Analysis

Will our politicians learn from the democratic race in the USA?

1 July 2008 at 20:39 | 547 views

By Ibrahim Sourie Mansaray, California, USA.

Just a few days ago, the Unity Meeting between presumptive frontrunner Democratic presidential candidate Barrack Obama and Hillary Clinton took place amidst pomp and pageantry.

It was not only remarkable to watch but serves as a lesson of governance especially to our African politicians that consider politics as a brutal game. It may even be a lesson plan for Robert Mugabe of Zimbabwe and in particular to our own politicians and students of Sierra Leone.

The event reminds me of the fierce days when Clinton would tear the threads of Obama’s life by bringing out his weaknesses, and Obama with his charming smiles reciprocated vice versa. It took months of political wrangling with each candidate presenting their manifestoes to the populace. It was not only interesting, but it sent a message to certain people in Zimbabwe and Sierra Leone who consider politics as a cruel game where friendship is absent.

There were fears that the two candidates would never see eye to eye when the contest ended. Alas, Friday was historic and momentous as the two candidates stood by each other and expressed qualities and potential each candidate possesses. That is the whole concept of politics. It is for this reason that America is considered the “Father of Democracy.”

Furthermore, the whole world saw the importance of unity in politics. It drove many messages to Democratic stalwarts and the entire political scene in the US. It is a message of tolerance that shows how powerful, civilized people operate. Politics is about divergent opinions but also betterment for the people. This is the lesson the people of Sierra Leone, Zimbabwe and other African leaders should imitate.

The Sierra Leone scenario is completely different. As long as you are in the opposition, you should not even wine and dine with the opposing member of another political party. It is arrant nonsense.

Recently, before the inauguration of the Sierra Leone People’s Party (SLPP) radio station, it was reported in Awareness Times that the Secretary General of the SLPP opposition party JJ Saffa was allaying the fears of members about the invitation of the President to witness the occasion. According to Awareness Times, the invitation may appear as a sign of defeat. Saffa further said, “(the invitation) does not mean we are aligning ourselves with the APC and called on members of the party to have trust in the leadership of the party.” What a nonsensical thought that was. What is wrong with the former ruling party inviting the president to inaugurate a radio station? Is it a crime?

Just recently, some members of the SLPP lambasted other members of the party for accepting the invitation of traveling with the President on oversea trips. What is wrong with that? Utter ignorance. It is not only with the opposition party but also with the ruling party.

When the President traveled with some members of the opposition party, there was a hue and cry within the APC camp, accusing the President of snubbing some members of the APC party who would have traveled with him. What a myopic way of thinking. Has it dawned on party stalwarts that once you are elected president, you are serving the entire country and no longer a political party?

Why do some Sierra Leoneans always think of politics as a battle ground of confrontation? Look at the jovial and friendly relations now existing between the Obama and Hillary camps. That’s the way politics should be played. The individual human being thinks differently and opinions are different, but that should not act as the battle ground for attrition.

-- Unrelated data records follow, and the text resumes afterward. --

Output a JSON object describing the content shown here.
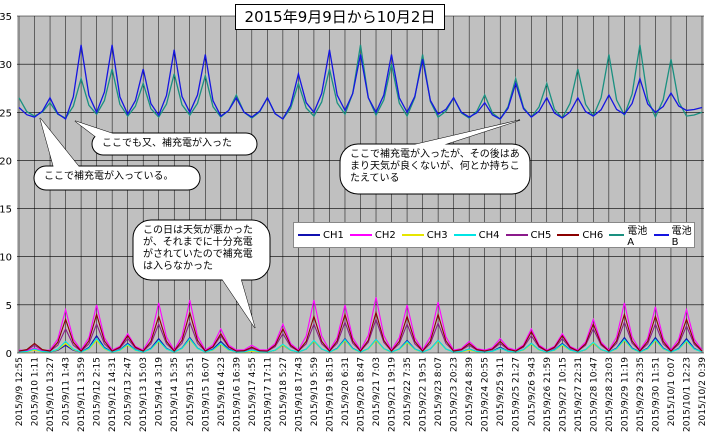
{
  "title": "2015年9月9日から10月2日",
  "chart_data": {
    "type": "line",
    "ylim": [
      0,
      35
    ],
    "yticks": [
      0,
      5,
      10,
      15,
      20,
      25,
      30,
      35
    ],
    "grid": true,
    "legend_position": "lower-right",
    "x": [
      "2015/9/9 12:55",
      "2015/9/10 1:11",
      "2015/9/10 13:27",
      "2015/9/11 1:43",
      "2015/9/11 13:59",
      "2015/9/12 2:15",
      "2015/9/12 14:31",
      "2015/9/13 2:47",
      "2015/9/13 15:03",
      "2015/9/14 3:19",
      "2015/9/14 15:35",
      "2015/9/15 3:51",
      "2015/9/15 16:07",
      "2015/9/16 4:23",
      "2015/9/16 16:39",
      "2015/9/17 4:55",
      "2015/9/17 17:11",
      "2015/9/18 5:27",
      "2015/9/18 17:43",
      "2015/9/19 5:59",
      "2015/9/19 18:15",
      "2015/9/20 6:31",
      "2015/9/20 18:47",
      "2015/9/21 7:03",
      "2015/9/21 19:19",
      "2015/9/22 7:35",
      "2015/9/22 19:51",
      "2015/9/23 8:07",
      "2015/9/23 20:23",
      "2015/9/24 8:39",
      "2015/9/24 20:55",
      "2015/9/25 9:11",
      "2015/9/25 21:27",
      "2015/9/26 9:43",
      "2015/9/26 21:59",
      "2015/9/27 10:15",
      "2015/9/27 22:31",
      "2015/9/28 10:47",
      "2015/9/28 23:03",
      "2015/9/29 11:19",
      "2015/9/29 23:35",
      "2015/9/30 11:51",
      "2015/10/1 0:07",
      "2015/10/1 12:23",
      "2015/10/2 0:39"
    ],
    "series": [
      {
        "name": "CH1",
        "color": "#1010b0",
        "values": [
          0.1,
          0.5,
          0.1,
          0.8,
          0.1,
          1.8,
          0.1,
          1.0,
          0.1,
          1.5,
          0.1,
          1.6,
          0.1,
          1.2,
          0.1,
          0.3,
          0.1,
          0.8,
          0.1,
          1.2,
          0.1,
          1.5,
          0.1,
          1.4,
          0.1,
          1.3,
          0.1,
          1.3,
          0.1,
          0.4,
          0.1,
          0.6,
          0.1,
          1.0,
          0.1,
          1.0,
          0.1,
          1.0,
          0.1,
          1.6,
          0.1,
          1.6,
          0.1,
          1.5,
          0.1
        ]
      },
      {
        "name": "CH2",
        "color": "#ff00ff",
        "values": [
          0.3,
          0.5,
          0.3,
          4.5,
          0.3,
          5.0,
          0.3,
          2.0,
          0.3,
          5.2,
          0.3,
          5.5,
          0.3,
          2.5,
          0.3,
          0.8,
          0.3,
          3.0,
          0.3,
          5.5,
          0.3,
          5.0,
          0.3,
          5.8,
          0.3,
          5.0,
          0.3,
          5.3,
          0.3,
          1.2,
          0.3,
          1.5,
          0.3,
          2.5,
          0.3,
          2.0,
          0.3,
          3.5,
          0.3,
          5.2,
          0.3,
          4.8,
          0.3,
          4.5,
          0.3
        ]
      },
      {
        "name": "CH3",
        "color": "#e6e600",
        "values": [
          0.1,
          0.3,
          0.1,
          1.0,
          0.1,
          1.3,
          0.1,
          0.8,
          0.1,
          1.2,
          0.1,
          1.4,
          0.1,
          0.9,
          0.1,
          0.2,
          0.1,
          0.8,
          0.1,
          1.2,
          0.1,
          1.3,
          0.1,
          1.3,
          0.1,
          1.1,
          0.1,
          1.2,
          0.1,
          0.3,
          0.1,
          0.5,
          0.1,
          0.9,
          0.1,
          0.8,
          0.1,
          1.0,
          0.1,
          1.3,
          0.1,
          1.3,
          0.1,
          1.2,
          0.1
        ]
      },
      {
        "name": "CH4",
        "color": "#00e5e5",
        "values": [
          0.1,
          0.4,
          0.1,
          1.2,
          0.1,
          1.5,
          0.1,
          0.9,
          0.1,
          1.3,
          0.1,
          1.5,
          0.1,
          1.0,
          0.1,
          0.3,
          0.1,
          0.9,
          0.1,
          1.3,
          0.1,
          1.4,
          0.1,
          1.4,
          0.1,
          1.2,
          0.1,
          1.3,
          0.1,
          0.4,
          0.1,
          0.5,
          0.1,
          1.0,
          0.1,
          0.9,
          0.1,
          1.1,
          0.1,
          1.4,
          0.1,
          1.4,
          0.1,
          1.3,
          0.1
        ]
      },
      {
        "name": "CH5",
        "color": "#8b1a8b",
        "values": [
          0.2,
          0.8,
          0.2,
          2.5,
          0.2,
          3.0,
          0.2,
          1.5,
          0.2,
          3.0,
          0.2,
          3.2,
          0.2,
          1.8,
          0.2,
          0.5,
          0.2,
          2.0,
          0.2,
          3.0,
          0.2,
          3.2,
          0.2,
          3.5,
          0.2,
          3.0,
          0.2,
          3.1,
          0.2,
          0.8,
          0.2,
          1.0,
          0.2,
          1.8,
          0.2,
          1.5,
          0.2,
          2.5,
          0.2,
          3.2,
          0.2,
          3.0,
          0.2,
          2.8,
          0.2
        ]
      },
      {
        "name": "CH6",
        "color": "#8b0000",
        "values": [
          0.2,
          1.0,
          0.2,
          3.5,
          0.2,
          4.0,
          0.2,
          1.8,
          0.2,
          3.8,
          0.2,
          4.2,
          0.2,
          2.0,
          0.2,
          0.6,
          0.2,
          2.5,
          0.2,
          3.8,
          0.2,
          4.0,
          0.2,
          4.2,
          0.2,
          3.8,
          0.2,
          4.0,
          0.2,
          1.0,
          0.2,
          1.2,
          0.2,
          2.2,
          0.2,
          1.8,
          0.2,
          3.0,
          0.2,
          4.0,
          0.2,
          3.8,
          0.2,
          3.5,
          0.2
        ]
      },
      {
        "name": "電池 A",
        "color": "#1a9080",
        "values": [
          26.5,
          24.6,
          26.0,
          24.4,
          28.5,
          24.8,
          29.5,
          24.6,
          28.0,
          24.5,
          29.0,
          24.7,
          28.8,
          24.5,
          26.8,
          24.4,
          26.5,
          24.3,
          28.0,
          24.6,
          29.5,
          24.8,
          32.0,
          24.7,
          30.0,
          24.6,
          31.0,
          24.5,
          26.5,
          24.4,
          26.8,
          24.3,
          28.5,
          24.5,
          28.0,
          24.4,
          29.5,
          24.6,
          31.0,
          24.7,
          32.0,
          24.5,
          30.5,
          24.6,
          25.0
        ]
      },
      {
        "name": "電池 B",
        "color": "#1515e0",
        "values": [
          25.5,
          24.5,
          26.5,
          24.3,
          32.0,
          25.0,
          32.0,
          24.8,
          29.5,
          24.7,
          31.5,
          25.0,
          31.0,
          24.6,
          26.5,
          24.5,
          26.5,
          24.3,
          29.0,
          25.0,
          31.5,
          25.2,
          31.0,
          25.0,
          31.0,
          25.0,
          30.5,
          24.8,
          26.5,
          24.5,
          26.0,
          24.3,
          28.0,
          24.5,
          26.5,
          24.4,
          26.5,
          24.6,
          26.8,
          24.8,
          28.5,
          25.0,
          27.0,
          25.2,
          25.5
        ]
      }
    ],
    "annotations": [
      "ここでも又、補充電が入った",
      "ここで補充電が入っている。",
      "ここで補充電が入ったが、その後はあまり天気が良くないが、何とか持ちこたえている",
      "この日は天気が悪かったが、それまでに十分充電がされていたので補充電は入らなかった"
    ]
  },
  "bubbles": {
    "b1": [
      "ここでも又、補充電が入った"
    ],
    "b2": [
      "ここで補充電が入っている。"
    ],
    "b3": [
      "ここで補充電が入ったが、その後はあ",
      "まり天気が良くないが、何とか持ちこ",
      "たえている"
    ],
    "b4": [
      "この日は天気が悪かった",
      "が、それまでに十分充電",
      "がされていたので補充電",
      "は入らなかった"
    ]
  }
}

It seems the country has been polarized on political lines. When Prince Harding was in the company of the President, even Saffa considered Prince Harding as not a true blooded SLPP stalwart.

This contagious disease has caught the minds of students at the university level. Now certain students do not mingle with their friends simply because of party affiliations. How do we expect unity from our graduates? The Black Man Camp, Status Quo and White Man Camp have torn the students apart, and that is the mentality the graduates take into national politics. The cankerworm of grudge, malice and hatred is planted in students even at the university level. It is a bad lesson students should refrain from.

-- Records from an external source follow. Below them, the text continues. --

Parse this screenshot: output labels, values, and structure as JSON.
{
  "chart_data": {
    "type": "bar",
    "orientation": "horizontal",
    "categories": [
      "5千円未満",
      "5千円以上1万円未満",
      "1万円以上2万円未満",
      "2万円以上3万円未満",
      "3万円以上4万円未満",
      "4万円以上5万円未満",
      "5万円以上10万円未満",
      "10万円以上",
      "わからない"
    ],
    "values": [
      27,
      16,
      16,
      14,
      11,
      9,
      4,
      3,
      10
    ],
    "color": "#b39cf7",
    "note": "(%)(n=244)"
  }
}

During our days at the university, a male Status Quo student union president can be a close friend of a female Future Shock fraternity camp and love still continues to flow regardless of the different fraternities. That is what the fraternity ideologies are meant for and not the current malice existing between camps.

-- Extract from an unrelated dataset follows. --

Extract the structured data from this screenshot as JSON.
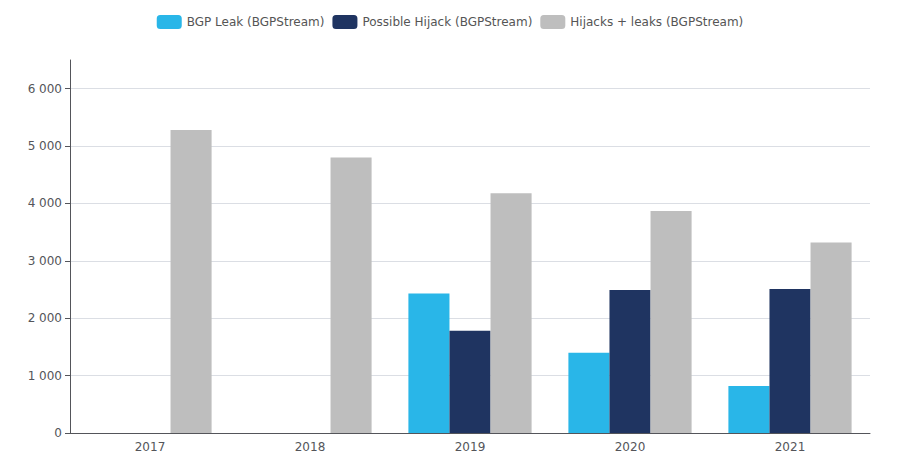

Politics in Africa can be crude, and the politicians in Sierra Leone should take notice of the conduct of Obama and Clinton during the US presidential campaign. History books teach that it is always good to be on good terms with people even if you fail to share the same views as life on earth is too short for mankind.

Clinton and Obama are now using the same podium to sell their party’s policies and urge all Democrats as well as Republicans and Independents to rally behind the presumptive candidate so that victory would be achieved in the November elections.

That should be the goal of our politicians; to be on good terms with your adversary and try to win his or her votes by campaigning on policies and not using intimidation and hatred to cajole and appeal for votes.